My place, my rules

One summer, back when I was a teenager, I visited my oldest brother who lived in another city. We were at his place hanging out and, out of nowhere, he said "Lets play hockey." We used to do this a lot when we were kids, living under one roof (Please don't tell my parents).

"Where?" I asked.

"Here," he said - as he grabbed a couple of hockey sticks from his coat closet, moved all the living room furniture to the side, set up some nets with pillows, and tossed a tennis ball on the floor.

"Are you...allowed to do this?" I asked.

He looked at me incredulously. "What do you mean? Why would I not be allowed. It's my place..."

It's a memory that also reminds me of a joke by Mitch Hedberg: "I just bought a 2-bedroom house, but I think I get to decide how many bedrooms there are, don't you?"

There are a lot of unspoken rules we follow - and end up inhibiting ourselves as a result. Conversations we avoid, extra work we do, opportunities we miss, or overhead we create. The rules may not be written, yet they're followed verbatim.

But this isn't about bending or breaking rules though. It's about what you can pull off when you operate on your own turf.

One of the best compliments I'd ever received was from someone who'd interviewed me for a job over the phone. Years later, after we'd become good friends, he'd shared: "I was really impressed with your interview..."

"Really? Why? I don't remember it being that remarkable..."

I wasn't being humble. I didn't hit any questions out of the park, I didn't give myself chills with impeccably well crafted responses. I actually remembered very little of the interview.

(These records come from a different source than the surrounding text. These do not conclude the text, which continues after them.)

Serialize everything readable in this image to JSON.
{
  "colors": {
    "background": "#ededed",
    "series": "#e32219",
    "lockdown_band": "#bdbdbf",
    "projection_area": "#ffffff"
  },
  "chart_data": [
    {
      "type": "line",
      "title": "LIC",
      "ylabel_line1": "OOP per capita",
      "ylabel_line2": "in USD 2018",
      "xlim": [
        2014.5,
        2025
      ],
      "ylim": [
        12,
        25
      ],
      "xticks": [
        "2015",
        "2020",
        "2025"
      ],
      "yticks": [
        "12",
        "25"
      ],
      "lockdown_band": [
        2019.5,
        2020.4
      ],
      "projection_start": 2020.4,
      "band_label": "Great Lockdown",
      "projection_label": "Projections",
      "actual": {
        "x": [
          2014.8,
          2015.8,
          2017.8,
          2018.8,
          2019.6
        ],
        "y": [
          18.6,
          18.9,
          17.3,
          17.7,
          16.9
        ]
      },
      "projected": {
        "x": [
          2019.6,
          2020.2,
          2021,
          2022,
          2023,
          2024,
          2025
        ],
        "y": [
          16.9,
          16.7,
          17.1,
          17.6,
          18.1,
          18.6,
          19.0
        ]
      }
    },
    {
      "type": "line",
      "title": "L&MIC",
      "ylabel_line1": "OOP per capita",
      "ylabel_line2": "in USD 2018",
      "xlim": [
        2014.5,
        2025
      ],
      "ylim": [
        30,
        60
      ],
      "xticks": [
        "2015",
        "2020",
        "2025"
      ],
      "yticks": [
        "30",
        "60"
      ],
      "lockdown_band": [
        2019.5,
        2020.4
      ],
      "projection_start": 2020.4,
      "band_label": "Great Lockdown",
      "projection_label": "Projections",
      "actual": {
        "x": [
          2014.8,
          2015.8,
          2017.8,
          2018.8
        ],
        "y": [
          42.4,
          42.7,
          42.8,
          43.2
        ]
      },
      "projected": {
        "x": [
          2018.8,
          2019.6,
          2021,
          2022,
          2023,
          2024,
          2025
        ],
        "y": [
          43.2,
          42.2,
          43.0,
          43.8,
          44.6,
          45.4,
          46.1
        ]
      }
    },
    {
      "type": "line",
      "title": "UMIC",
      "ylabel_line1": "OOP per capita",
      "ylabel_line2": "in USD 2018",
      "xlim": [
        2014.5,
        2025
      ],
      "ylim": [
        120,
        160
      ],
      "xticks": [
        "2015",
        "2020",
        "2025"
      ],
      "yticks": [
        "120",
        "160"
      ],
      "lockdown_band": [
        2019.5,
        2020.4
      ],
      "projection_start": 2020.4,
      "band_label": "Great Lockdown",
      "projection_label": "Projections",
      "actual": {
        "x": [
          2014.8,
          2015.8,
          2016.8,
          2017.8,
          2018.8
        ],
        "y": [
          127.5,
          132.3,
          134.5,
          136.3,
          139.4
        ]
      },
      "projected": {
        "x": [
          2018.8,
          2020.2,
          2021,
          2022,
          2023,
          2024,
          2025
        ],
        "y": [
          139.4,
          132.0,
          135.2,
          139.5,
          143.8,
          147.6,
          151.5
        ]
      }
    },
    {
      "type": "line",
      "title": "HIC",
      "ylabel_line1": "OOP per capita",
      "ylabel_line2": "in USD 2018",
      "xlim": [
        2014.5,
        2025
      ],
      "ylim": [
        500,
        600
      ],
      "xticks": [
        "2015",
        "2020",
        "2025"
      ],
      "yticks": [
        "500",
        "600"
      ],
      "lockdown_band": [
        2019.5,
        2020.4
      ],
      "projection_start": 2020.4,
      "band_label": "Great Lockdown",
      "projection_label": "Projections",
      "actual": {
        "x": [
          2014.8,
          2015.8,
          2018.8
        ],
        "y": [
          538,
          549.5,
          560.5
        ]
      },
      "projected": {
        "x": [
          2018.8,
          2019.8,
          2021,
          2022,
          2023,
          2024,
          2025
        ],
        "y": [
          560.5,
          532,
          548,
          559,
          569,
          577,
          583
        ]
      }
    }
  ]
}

Turns out the fact that it was so unremarkable was what made me stand out: "I remember you told me the call may cut out for a moment because you were stepping out of the building, to go for a walk while we spoke - I just remembered thinking 'How is he not sitting in a quiet space, at a desk, with a notes?' The interview was standard - but because you were so casually strolling around - it was disarming."

Almost every phone interview I've ever given has always had me (unobnoxiously) doing something else - driving, walking, sitting at a park. Subtly disrupting the rigid formality of an interview by moving it to "my place" where outside rules don't apply has helped me be myself.

But that's my approach. If things were on own turf, how might you do things differently? And why aren't you already?

(By the way, the photo above isn't from my teens, but from 11 years ago - shortly after getting my own place. Had to play hockey in there. Please don't tell my wife).